Wedel Bürgermeister Gernot Kaser an seinem Schreibtisch. Während Corona arbeiteten mehr als ein Drittel der Rathausmitarbeiter von Zuhause.

Foto: Stadt Wedel / Sven Kamin

Vergleich zwischen Kommunen und Unternehmen zeigt: Mobiles Arbeiten ist überall auf dem Vormarsch. So sieht es im Kreis aus.

Kreis Pinneberg.  Die Maßnahmen für den betrieblichen Infektionsschutz wegen der Corona-Pandemie sind ausgelaufen. Zuvor gehörte das Homeoffice, also das Arbeiten in den eigenen vier Wänden, ganz selbstverständlich zur Arbeitswelt in Covid19-Zeiten. Wie wird aktuell in den großen öffentlichen Verwaltungen und Firmen im Kreis gearbeitet – mobil Zuhause oder in Präsenz im Büro?

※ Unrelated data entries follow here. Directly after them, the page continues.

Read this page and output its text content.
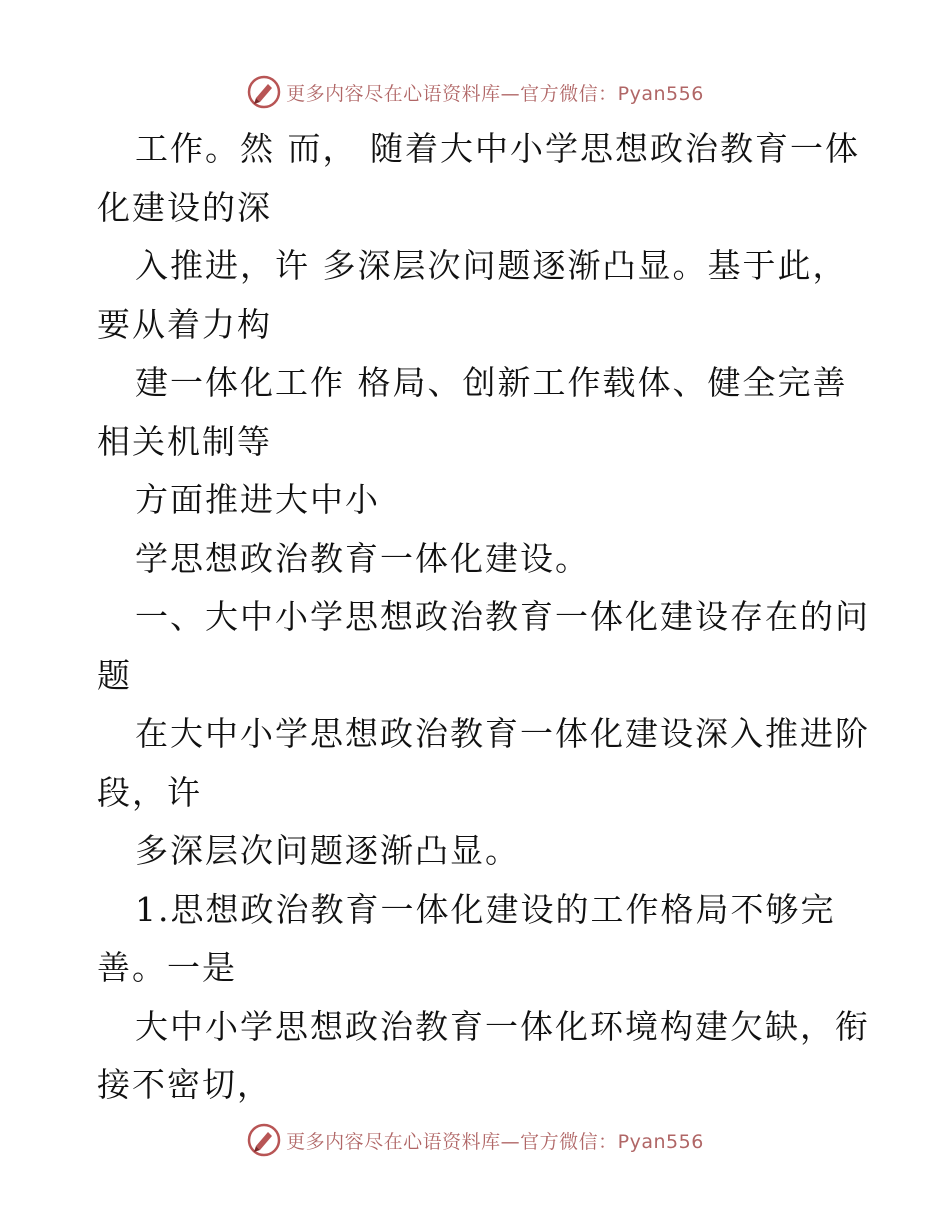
更多内容尽在心语资料库—官方微信：Pyan556
工作。然 而， 随着大中小学思想政治教育一体
化建设的深
入推进，许 多深层次问题逐渐凸显。基于此，
要从着力构
建一体化工作 格局、创新工作载体、健全完善
相关机制等
方面推进大中小
学思想政治教育一体化建设。
一、大中小学思想政治教育一体化建设存在的问
题
在大中小学思想政治教育一体化建设深入推进阶
段，许
多深层次问题逐渐凸显。
1.思想政治教育一体化建设的工作格局不够完
善。一是
大中小学思想政治教育一体化环境构建欠缺，衔
接不密切，
更多内容尽在心语资料库—官方微信：Pyan556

Das Abendblatt hat sich umgehört.

Homeoffice: Wie Firmen und Verwaltungen im Kreis mit dem Thema umgehen

Die Stadtverwaltung Pinneberg verfügt über 463 Mitarbeiter, davon hatten in der Coronazeit 215 eine Homeoffice-Vereinbarung. Laut Sprecher Marco Bröcker wird die Stadt „dort wo es möglich ist, auch zukünftig Homeoffice oder mobiles Arbeiten den Mitarbeitern anbieten“. Für manche Dienstleistungen, beispielsweise beim kommunalen Servicebetrieb oder auch in den Abteilungen mit viel Kundenverkehr, ist Homeoffice nur eingeschränkt möglich. Trotzdem hat sich die Zusammenarbeit innerhalb der Verwaltung verändert. „Neue Arbeitsstrukturen haben sich entwickelt“, so Marco Bröcker. So gebe es vermehrt Videokonferenzen anstatt persönlicher Treffen. Und das Telefonieren habe an Bedeutung zugenommen.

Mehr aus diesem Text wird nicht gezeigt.